The plan for the 104,000-square foot space is: 76 units of affordable and market rate housing; gallery space; community workshop; and private artist work studios. The project will involve significant improvements to the appearance of the building as well as safety, parking, and trash removal issues.

The tax credits would account for about $3 million of the $20 million project cost.

The Brew House was built in 1899 as the headquarters of the Duquesne Brewing Company. After the Duquesne Brewery closed in 1972, the other buildings in its complex were dispersed into various ownerships.

They are being nominated together due to their historic relationship as part of the Duquesne Brewing Company.

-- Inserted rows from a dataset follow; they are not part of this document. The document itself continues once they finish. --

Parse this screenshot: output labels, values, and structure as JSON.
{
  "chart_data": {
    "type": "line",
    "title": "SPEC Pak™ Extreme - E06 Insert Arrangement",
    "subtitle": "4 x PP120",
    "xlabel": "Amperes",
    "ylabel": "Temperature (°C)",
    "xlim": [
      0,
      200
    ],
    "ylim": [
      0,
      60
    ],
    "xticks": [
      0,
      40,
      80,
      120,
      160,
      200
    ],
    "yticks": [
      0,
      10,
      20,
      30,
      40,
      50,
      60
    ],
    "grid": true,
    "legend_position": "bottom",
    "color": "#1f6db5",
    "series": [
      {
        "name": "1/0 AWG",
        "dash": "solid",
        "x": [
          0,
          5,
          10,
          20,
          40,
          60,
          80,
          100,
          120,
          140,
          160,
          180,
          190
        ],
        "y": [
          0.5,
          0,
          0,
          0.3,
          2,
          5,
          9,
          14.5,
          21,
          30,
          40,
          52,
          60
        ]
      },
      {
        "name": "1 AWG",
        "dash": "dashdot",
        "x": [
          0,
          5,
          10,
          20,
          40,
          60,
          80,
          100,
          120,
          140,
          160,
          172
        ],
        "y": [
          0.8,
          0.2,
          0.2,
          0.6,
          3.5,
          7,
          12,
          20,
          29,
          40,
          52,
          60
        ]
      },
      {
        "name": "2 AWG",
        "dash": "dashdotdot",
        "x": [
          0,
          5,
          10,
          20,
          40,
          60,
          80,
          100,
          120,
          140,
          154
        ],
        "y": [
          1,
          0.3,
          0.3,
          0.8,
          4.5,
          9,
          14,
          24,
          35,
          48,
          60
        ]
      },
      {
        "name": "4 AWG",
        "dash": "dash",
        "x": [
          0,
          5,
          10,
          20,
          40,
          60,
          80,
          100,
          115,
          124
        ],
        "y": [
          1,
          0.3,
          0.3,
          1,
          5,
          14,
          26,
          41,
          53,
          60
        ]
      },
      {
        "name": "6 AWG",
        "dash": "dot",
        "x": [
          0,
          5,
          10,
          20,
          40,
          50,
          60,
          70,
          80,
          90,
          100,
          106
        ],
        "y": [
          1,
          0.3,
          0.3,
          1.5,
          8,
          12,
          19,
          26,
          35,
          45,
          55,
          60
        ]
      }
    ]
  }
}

However, most of the other structures in the complex would not be eligible for tax credits as they are so drastically changed from their original character, and no longer contribute to the historic area.

In his slide presentation on National Register status, Mr. Callahan said the National Register is the U.S. list of significant historic properties worthy of preservation.

National Register properties must be significant, not just old. They may be significant through their architecture, history, or association with a person or archeology.

They may be significant at the national, state, or local level.

Mr. Callahan said most are listed because of their local significance.

To be listed in the National Register, a property must possess historic integrity.

Once granted, listing on the National Register: provides important recognition to historic properties; encourages preservation; promotes community and economic development and tourism; and provides basic eligibility for financial incentives.

As tourism is the second biggest industry in the state, Mr. Callahan said, the listing is important. Most popular tourism sites are historic towns/districts, he said.

Historic designation is also associated with average property value increases ranging from 5 to 20 percent.

Following the historic designation of the Mexican War Streets, its home prices appreciated at an annual rate of four percent higher than averages in surrounding Pittsburgh neighborhoods.

What the National Register does not do, he said, is: restrict a private property owner's ability to alter, manage, or dispose of a property; require property to be maintained, repaired, or restored; and invoke local zoning or local landmark designation.

The next step is for the city to review the nomination as a Certified Local Government (CLG), and place it on its website. It then goes to Harrisburg in February.

The Keeper of the National Register will issue the final decision.